Uzman Klinik Psikolog Merve Kırna, konuya ilişkin önemli bilgiler paylaştı.

Evli bir erkeğin işsiz kalması, yaşadığı fiziksel ve psikolojik sıkıntıların yanı sıra, eş ile yaşanan tartışmaların artmasına ve bu durumun çocuklara da yansımasına neden olabilir.

İnsanlar için çalışma; sadece ekonomik kazanç sağlamak amacıyla değil, hayatı anlamlandırmak, düzenli bir yaşam sürdürmek ve olumlu bir öz algı oluşturmak açısından da önemlidir. Maslow’un ihtiyaçlar hiyerarşisine göre, bir bireyin kendini gerçekleştirebilmesi için daha alt seviyelerdeki ihtiyaçlarını karşılamış olması gerekir. Fizyolojik gereksinimler, güvenlik ihtiyacı, sevgi ve ait olma, saygı ihtiyaçları karşılanmadan, kişi kendini gerçekleştiremez.

İşsiz kalmak, maddi zorlukların yanı sıra, iş arkadaşlarından ayrılmak, işe yarama duygusundan uzaklaşmak, işine duyduğu aidiyet hissini kaybetmek ve büyük bir psikolojik boşluğa düşmek gibi sonuçlar doğurabilir.

Bir kişi için en büyük endişe kaynağı, belirsizlik ve boşluk hissidir. Ne zaman yeni bir iş bulacağını bilememe veya bulacağı işin istediği gibi olup olmayacağı gibi belirsizlikler, kaygıların artmasına yol açabilir. İş arama süresinin uzaması ve belirlenen sürede iş bulamama, motivasyonu düşüren etkenlerdendir.

Bir işte çalışmak üretmeyi, üretmek ise bireyin kendini değerli ve başarılı hissetmesine olanak tanır. Kişinin işe verdiği önem ne kadar büyükse ve kişi ne kadar eğitimli, yüksek statüdeyse, iş kaybı, üretkenliğin durmasıyla birlikte, fizyolojik sıkıntıların yanı sıra psikolojik olarak da değersizlik, işe yaramadığını düşünme, stres, umutsuzluk, içe kapanma, kaygı ve depresyon belirtilerine neden olabilir.

İşsizliğe dair kişinin kendini nasıl algıladığı çok önemlidir. İş bulamadığı için kendine kızma, işsizlikten utanç duyma, iş bulamamaya dair öfke, bireyin öz algısını zedeleyebilir. İşsizlik süresinin uzadığı durumlarda, bu durum öğrenilmiş çaresizlik yaratabilir.
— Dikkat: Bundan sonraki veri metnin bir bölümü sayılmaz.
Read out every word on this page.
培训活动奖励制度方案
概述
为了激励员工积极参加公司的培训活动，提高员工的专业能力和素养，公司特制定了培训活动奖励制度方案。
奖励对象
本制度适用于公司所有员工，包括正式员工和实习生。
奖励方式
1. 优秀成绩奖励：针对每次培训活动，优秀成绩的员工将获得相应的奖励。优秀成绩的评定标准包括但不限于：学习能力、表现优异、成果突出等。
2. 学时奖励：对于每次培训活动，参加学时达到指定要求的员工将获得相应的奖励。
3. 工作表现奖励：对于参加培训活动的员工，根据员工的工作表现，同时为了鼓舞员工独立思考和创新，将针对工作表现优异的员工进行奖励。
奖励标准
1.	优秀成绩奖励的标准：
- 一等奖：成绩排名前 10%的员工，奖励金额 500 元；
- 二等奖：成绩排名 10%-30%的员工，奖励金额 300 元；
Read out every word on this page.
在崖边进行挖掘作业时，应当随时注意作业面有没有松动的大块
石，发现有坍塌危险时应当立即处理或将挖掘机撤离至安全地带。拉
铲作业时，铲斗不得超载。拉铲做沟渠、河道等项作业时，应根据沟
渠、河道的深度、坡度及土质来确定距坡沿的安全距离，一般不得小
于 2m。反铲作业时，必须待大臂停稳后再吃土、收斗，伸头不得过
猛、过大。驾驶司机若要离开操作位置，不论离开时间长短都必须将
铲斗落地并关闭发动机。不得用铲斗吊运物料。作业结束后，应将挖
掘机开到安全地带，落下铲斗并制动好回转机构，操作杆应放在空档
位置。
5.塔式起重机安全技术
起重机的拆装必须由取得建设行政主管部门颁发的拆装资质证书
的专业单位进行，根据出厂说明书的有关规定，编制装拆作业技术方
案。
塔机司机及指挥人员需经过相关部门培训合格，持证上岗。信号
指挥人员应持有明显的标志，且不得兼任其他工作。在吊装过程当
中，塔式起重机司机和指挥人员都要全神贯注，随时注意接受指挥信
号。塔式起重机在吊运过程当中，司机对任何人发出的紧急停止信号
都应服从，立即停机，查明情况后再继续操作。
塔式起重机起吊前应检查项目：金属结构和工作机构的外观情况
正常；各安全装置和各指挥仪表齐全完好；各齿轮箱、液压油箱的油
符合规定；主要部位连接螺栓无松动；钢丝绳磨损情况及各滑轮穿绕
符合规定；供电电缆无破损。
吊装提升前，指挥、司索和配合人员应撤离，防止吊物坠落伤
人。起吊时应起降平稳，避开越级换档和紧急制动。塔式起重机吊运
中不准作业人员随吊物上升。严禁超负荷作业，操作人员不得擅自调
Bu da “artık ne yaparsam yapayım iş bulamayacağım” düşüncesine yol açarak, kimlik krizi, özgüven ve değer algısını kaybetme gibi sonuçlar doğurabilir. Bu devam ettikçe, birey iş aramayı bırakır ve iş bulamayacağına dair kesin bir inanç geliştirir.

İşsizlik sürecinde verilen tepkiler, çocukluk döneminde şekillenir ve günümüzdeki davranışları etkiler. Eğer kişi çocukluğunda kendini ifade etmenin tek yolunu başarı olarak gördüyse, yetişkinlikte de kendini başarılı bir çalışma hayatı ile ifade etmeye çalışır ve işsiz kalma durumunda başarısızlık duygusu yaşar. Başarı, kişi için değerli olma ve saygı görmenin bir yolu ise, işsizlik başarısızlık duygusunu tetikler ve bu da öz değer algısını etkiler.

Uzman Klinik Psikolog Merve Kırna, "Bu süreçte sürekli olumsuz şeyler olacağına inanma, iş bulamayacağına dair korkular ve kaygılar, kişileri olumsuz ruh haline sokarak iş arama sürecini de olumsuz etkileyebilir. Hayatta sizi siz yapan tek başarının iş olmadığını ve işsiz olmanın kişinin değerini ölçmediğini kabul etmek çok önemlidir. Birey, işsizliğin kendisi için ne anlama geldiğini sorgulamalı, yalnız kalmak yerine duygularını yakınlarıyla paylaşmalı ve bu süreci kendini tanımak için bir fırsat olarak görerek, geçmiş iş deneyimlerinde neye ihtiyacı olduğunu bulmalıdır" dedi.